Hi, my name is Janice Seagraves, one of the authors in the anthology, Roping the Cowboy.
It is now on preorder at Amazon.
My story is called Follow Your Cowboy Heart.
Its a sweet, one pepper.
This story is inspired by some of the Ag students I knew in HS, and my husband who handed over his paycheck to help his family.
Max the hero is based loosely on a good looking senior (when I was a sophomore) who lost his mom, but in my story he had lost his dad. He wore nice western wear and a cowboy hat. He had black hair he kept short. In my story Max can't afford a hair cut and wears his black hair long and in a ponytail. He doesn't have a lot of nice clothes, but wears his one nice outfit to look for work.

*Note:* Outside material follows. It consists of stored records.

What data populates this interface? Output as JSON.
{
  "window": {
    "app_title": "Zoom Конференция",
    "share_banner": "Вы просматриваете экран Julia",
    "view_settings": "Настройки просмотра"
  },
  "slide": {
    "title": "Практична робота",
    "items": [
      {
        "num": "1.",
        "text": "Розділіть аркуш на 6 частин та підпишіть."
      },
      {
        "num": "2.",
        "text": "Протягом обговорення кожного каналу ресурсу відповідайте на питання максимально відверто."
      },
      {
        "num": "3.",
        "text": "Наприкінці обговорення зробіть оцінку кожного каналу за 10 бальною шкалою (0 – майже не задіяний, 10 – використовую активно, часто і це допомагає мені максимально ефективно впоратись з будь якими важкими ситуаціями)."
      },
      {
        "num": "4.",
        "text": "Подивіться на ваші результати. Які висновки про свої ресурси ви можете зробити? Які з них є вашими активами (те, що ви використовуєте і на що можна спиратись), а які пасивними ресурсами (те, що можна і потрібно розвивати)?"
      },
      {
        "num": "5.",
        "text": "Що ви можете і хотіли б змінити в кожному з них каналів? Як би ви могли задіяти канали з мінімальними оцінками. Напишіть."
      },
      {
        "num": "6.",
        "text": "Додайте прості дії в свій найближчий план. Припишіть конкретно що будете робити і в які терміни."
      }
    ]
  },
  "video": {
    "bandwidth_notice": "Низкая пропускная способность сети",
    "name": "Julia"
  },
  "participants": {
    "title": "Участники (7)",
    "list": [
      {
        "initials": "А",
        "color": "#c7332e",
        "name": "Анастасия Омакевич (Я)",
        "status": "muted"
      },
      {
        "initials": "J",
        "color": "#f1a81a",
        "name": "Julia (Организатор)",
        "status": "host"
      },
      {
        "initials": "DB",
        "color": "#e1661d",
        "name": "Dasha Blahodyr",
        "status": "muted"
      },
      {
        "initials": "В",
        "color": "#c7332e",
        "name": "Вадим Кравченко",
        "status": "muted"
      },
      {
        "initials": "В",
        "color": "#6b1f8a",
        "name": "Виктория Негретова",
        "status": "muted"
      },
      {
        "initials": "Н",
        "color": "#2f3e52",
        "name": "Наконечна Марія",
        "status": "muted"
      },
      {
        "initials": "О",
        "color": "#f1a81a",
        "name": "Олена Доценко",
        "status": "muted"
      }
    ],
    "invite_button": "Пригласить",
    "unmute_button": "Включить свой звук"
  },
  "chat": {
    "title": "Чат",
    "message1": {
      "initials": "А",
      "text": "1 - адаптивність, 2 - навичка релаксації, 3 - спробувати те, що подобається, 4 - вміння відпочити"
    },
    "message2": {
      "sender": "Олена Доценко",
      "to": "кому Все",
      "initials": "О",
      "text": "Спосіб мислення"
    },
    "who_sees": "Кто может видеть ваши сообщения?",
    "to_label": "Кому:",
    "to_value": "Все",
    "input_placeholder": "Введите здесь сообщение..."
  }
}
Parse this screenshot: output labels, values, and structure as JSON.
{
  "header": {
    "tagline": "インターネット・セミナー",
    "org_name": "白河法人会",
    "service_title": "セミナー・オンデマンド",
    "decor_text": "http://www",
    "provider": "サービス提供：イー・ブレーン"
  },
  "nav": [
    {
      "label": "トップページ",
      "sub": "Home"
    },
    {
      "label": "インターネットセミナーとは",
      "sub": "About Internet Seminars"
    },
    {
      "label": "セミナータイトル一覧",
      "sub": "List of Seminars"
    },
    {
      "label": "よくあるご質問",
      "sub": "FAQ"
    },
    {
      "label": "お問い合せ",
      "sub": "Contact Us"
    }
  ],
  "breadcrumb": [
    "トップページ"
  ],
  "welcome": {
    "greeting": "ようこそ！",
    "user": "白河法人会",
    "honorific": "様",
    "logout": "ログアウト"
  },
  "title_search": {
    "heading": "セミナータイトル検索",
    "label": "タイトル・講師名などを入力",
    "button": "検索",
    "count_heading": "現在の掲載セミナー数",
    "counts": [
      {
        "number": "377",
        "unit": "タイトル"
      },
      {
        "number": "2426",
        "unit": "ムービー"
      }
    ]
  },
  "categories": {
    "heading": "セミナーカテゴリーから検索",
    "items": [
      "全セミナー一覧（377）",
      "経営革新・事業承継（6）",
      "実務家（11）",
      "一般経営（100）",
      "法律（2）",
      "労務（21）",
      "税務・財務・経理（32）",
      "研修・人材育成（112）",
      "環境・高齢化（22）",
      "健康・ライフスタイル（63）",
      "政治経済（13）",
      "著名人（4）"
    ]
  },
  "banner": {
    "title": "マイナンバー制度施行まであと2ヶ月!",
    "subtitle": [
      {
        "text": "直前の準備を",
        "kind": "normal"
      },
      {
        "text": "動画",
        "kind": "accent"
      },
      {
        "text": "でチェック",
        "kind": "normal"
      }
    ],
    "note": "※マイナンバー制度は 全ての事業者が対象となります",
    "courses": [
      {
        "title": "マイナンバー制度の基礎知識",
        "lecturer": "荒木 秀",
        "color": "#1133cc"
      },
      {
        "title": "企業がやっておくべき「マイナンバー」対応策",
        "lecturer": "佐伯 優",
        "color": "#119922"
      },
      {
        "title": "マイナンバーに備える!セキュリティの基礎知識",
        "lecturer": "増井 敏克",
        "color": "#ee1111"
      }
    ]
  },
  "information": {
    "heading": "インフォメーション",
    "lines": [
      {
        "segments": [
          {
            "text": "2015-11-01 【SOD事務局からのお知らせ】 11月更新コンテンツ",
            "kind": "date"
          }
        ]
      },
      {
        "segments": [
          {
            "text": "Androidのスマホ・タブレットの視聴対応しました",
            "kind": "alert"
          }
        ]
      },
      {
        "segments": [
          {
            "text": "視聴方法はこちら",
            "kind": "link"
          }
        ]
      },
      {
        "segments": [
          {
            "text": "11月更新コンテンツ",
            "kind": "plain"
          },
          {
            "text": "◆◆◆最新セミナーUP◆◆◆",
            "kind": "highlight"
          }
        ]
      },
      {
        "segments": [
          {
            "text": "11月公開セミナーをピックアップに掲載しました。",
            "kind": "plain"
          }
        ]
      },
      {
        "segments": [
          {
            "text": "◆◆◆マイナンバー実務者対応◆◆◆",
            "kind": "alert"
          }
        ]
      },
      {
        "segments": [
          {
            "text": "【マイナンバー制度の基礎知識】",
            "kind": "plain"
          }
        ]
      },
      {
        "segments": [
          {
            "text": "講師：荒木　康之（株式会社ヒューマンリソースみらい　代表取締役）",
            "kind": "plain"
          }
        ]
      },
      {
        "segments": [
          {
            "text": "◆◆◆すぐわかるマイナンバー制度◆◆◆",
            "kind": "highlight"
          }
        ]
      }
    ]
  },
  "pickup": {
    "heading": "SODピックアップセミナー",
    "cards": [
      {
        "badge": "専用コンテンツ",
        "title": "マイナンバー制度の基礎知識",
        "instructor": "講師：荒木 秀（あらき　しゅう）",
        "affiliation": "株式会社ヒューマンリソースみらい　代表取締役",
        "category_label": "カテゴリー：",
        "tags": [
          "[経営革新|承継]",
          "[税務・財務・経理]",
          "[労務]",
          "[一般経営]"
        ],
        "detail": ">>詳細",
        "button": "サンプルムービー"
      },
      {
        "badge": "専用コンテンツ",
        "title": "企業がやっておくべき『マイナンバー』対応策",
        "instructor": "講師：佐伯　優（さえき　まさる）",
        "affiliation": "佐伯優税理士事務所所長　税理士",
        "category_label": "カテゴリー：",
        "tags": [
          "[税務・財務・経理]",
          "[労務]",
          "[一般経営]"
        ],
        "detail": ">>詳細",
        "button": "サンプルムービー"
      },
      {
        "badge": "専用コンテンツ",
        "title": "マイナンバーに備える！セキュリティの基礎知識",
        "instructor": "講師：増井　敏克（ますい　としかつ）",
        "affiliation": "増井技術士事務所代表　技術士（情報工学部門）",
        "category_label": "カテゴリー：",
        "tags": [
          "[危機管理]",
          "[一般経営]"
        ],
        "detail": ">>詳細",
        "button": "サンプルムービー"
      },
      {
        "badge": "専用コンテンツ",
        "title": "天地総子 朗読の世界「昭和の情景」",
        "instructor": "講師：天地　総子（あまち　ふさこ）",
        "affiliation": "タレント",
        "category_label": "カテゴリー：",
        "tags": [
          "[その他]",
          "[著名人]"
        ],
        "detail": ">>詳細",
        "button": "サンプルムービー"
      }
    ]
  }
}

The story is told through Max's POV.
Linda the heroine is based loosely on someone I knew who had became the Barn Queen, but in my story she had been the Homecoming Queen. Her father owns a dairy.
Both Linda and Max are twenty years old in my story, and bump into each other two years after graduation, when Max is looking for a full time job.
Max is from a family of psychics, each with their own particular talent, and Max's talent is animals.
Blurb:Max struggles daily to hide his psychic gift with animals. Being a hired hand at a local dairy probably wasn't his best idea, but his mom needs the money he brings in. And there's the dairy owner's sexy daughter he can't stop thinking about. Will he ever have anything other than himself to offer her?
Linda pressed him against the fence and kissed him, hard. Surprise had him opening his mouth, but it also gave her entrance. Her tongue skimmed across his, and he was lost. He invaded her mouth, pursuing her. His placed his arms around her and pulled her against him, flattening her breasts against his chest. Desire spiraled through him.
She slowly pulled back and snuggled against his chest. “Wow. I always wondered what kissing you would be like.”
Rubbing her back, he noticed a little black bird in the tree limb above them. He whistled, and it cocked its head. He continued to mimic bird song, until the starling flew down and perched on his extended finger.
“How did you do that?” whispered Linda.
“It must be used to humans,” he lied. “Did you know starlings are better mimics then mocking birds?”
“No, I didn’t.” She smiled.
“What do you think of Linda?” he asked the bird. Forming what he wanted the starling to do in his mind.
It did a wolf whistle. Linda giggled.